As the fog lifted on the 7 May and the Irish coast came in to view, would their hearts have lifted, they were almost home.  Preparing to disembark they couldn't have known the U20 had them in her sights.  The headland would have been visible to the Captain and his crew and their preparations would have been underway her course adjustments taking her in to the path of the U20. 

Would the crew of the U20 have doubted what they were doing as they set their torpedo?  Would there have been any doubt that targeting this ship was against regulations, would the presence of women and children have played on their minds or was it simply an act of war against a British commodity?
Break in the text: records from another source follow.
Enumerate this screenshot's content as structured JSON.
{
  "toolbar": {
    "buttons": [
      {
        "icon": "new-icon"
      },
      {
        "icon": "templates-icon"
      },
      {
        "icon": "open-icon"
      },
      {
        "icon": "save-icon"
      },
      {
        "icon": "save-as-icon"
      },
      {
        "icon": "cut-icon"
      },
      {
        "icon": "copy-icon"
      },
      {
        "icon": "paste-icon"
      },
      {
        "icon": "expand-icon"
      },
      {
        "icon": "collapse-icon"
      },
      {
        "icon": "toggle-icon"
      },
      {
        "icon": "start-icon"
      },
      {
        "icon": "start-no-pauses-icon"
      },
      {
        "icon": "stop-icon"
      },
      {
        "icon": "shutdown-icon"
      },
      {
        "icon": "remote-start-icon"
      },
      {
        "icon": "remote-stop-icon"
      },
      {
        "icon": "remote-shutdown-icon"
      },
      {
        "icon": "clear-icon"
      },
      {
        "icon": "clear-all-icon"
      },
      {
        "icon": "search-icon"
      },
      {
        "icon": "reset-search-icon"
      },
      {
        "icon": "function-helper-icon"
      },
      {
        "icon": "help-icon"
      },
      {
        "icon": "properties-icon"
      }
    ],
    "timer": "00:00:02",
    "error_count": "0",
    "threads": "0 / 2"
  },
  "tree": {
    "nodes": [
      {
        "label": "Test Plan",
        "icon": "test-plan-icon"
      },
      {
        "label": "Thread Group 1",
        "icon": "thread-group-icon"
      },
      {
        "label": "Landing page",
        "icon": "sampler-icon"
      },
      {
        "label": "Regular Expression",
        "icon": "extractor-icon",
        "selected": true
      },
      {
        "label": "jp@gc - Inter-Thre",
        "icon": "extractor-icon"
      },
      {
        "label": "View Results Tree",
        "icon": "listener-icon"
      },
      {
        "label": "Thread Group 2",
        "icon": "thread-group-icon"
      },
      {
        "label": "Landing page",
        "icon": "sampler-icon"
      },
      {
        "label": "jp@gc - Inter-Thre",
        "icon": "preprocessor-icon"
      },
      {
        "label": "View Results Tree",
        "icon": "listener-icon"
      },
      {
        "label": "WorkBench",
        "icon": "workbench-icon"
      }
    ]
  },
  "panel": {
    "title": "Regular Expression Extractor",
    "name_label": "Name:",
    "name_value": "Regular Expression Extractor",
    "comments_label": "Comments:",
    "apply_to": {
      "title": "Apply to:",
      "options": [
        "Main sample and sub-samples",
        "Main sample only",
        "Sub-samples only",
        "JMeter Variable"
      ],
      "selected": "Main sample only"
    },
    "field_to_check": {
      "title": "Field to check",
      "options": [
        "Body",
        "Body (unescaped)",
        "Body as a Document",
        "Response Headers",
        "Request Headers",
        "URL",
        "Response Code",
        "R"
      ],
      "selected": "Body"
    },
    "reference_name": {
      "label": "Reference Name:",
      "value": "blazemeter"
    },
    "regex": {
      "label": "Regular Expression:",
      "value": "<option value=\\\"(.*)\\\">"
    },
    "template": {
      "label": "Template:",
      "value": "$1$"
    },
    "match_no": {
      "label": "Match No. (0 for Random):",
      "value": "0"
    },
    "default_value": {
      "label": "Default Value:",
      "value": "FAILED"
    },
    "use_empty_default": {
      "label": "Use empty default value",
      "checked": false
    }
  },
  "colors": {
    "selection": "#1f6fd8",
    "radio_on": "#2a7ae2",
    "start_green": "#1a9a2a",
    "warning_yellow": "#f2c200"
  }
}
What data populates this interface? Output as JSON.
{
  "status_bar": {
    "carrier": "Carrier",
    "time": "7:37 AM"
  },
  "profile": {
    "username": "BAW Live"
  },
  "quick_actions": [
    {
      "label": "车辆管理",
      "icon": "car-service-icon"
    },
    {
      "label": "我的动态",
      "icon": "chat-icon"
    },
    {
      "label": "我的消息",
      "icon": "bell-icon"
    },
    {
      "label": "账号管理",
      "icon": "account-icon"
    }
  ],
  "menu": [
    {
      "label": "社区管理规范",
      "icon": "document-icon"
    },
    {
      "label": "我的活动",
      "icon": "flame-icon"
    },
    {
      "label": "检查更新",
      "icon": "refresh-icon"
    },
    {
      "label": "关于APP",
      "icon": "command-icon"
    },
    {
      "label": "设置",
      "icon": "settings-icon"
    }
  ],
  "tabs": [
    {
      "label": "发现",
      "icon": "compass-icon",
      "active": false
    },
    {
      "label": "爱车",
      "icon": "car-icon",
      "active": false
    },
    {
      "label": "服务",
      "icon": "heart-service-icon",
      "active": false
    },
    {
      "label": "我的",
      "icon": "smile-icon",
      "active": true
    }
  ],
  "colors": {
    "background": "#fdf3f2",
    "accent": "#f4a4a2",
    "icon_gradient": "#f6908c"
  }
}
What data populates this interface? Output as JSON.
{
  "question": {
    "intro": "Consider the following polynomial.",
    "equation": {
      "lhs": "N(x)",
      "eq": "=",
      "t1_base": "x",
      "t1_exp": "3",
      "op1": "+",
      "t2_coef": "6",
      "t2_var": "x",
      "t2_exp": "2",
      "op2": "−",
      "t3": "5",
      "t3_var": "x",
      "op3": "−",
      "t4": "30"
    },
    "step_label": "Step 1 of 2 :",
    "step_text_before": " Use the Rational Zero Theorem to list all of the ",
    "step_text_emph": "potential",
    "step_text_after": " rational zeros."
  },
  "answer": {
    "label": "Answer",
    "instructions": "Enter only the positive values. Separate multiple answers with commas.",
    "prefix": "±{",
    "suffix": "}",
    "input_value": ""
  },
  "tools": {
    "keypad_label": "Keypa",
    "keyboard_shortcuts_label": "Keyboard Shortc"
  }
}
What would they have felt as the torpedo was let loose and tracked it's prey through the water? 

The only notice the Lusitania would have had would have been the bubbling on the surface, the foam attracting the attention of Seaman Leslie Morton.   As the torpedo hit Alice and Thomas were on deck, a newspaper interviewed her after the even and she recounted what happened; 

"The boat immediately began to list, there was a a rush for lifebelts.  Her husband acquired two and they put them on.  Mr Robinson then said "Follow me" and plunged in to the sea, "I did not obey his orders" said Mrs Robinson, "I just waited for him to appear on the surface, but he disappeared altogether and I never saw him again, I hope he has been saved but am fearful of the worst.  It seemed to me that he struck something in the water."

"Then I looked round" said Mrs Robinson "and the sight I saw was terrifying.  The vessel itself has almost entirely disappeared and there were just the funnels above the water line.  The next thing I remember is being washed into the sea by several big waves.  I thought I should have drowned, but the life-jacket kept me afloat.  Fortunately I came across a log and that held my head out of the water for a time.  Eventually a man came to my assistance and pulled me on to an upturned boat.  There were nearly 50 passengers clinging to the sides and one of them, a poor man whose arm had been shattered moaned piteously.  There were hundreds of struggling and dead people near the spot where they Lusitania went down and the moaning and groaning and crying and shrieking was something awful.  I shall never forget it.  I was scared to death."

" After the vessel had disappeared we saw the submarine come to the surface about 200 yards from us, it hoisted a flag" said Mrs Robinson "but offered no assistance to those struggling for life in the water.  Shortly afterwards it dived and disappeared."  Mrs Robinson clung to the upturned boat for three hours and was then picked up by a trawler, which conveyed her and others to Dublin."  
  
Thomas was never found.  


Reporting on the tragedy


The story of the Lusitania is remember in history, there are conspiracy theories, cover up stories propaganda stories and so on but to me it's the story of a woman who lived.  

Alice died in 1981, after having spent some time with her family in Sunderland she moved to Leicestershire and later remarried.   My nan remembered her fondly and I wonder if my nan becoming a dressmaker was inspired by Alice's trade.  I also assumed it was due to Alice's marriage and connection to the Robinson family, that my nan and grandad met and married later during World War II.  

Alice was strong, she lost her husband at 29 but she lived until 86.  She lived through two world wars, she was a survivor.  

Edith Alice Baum 


I never met Alice, I wish I had, but I think she lived in my nan and in the way she lived, in the strength she had when faced with adversity.  I think she showed a trait that all the female line in my family seem to show she took on challenges in life, no matter how terrible and over came them.  She lived, she wrote her story and I admire her for it.  Her story is my history, I learn lessons from it, draw strength from it, I am inspired by it and I feel the sadness of it and then the hope that life is there to be lived and is only what what we can make of it.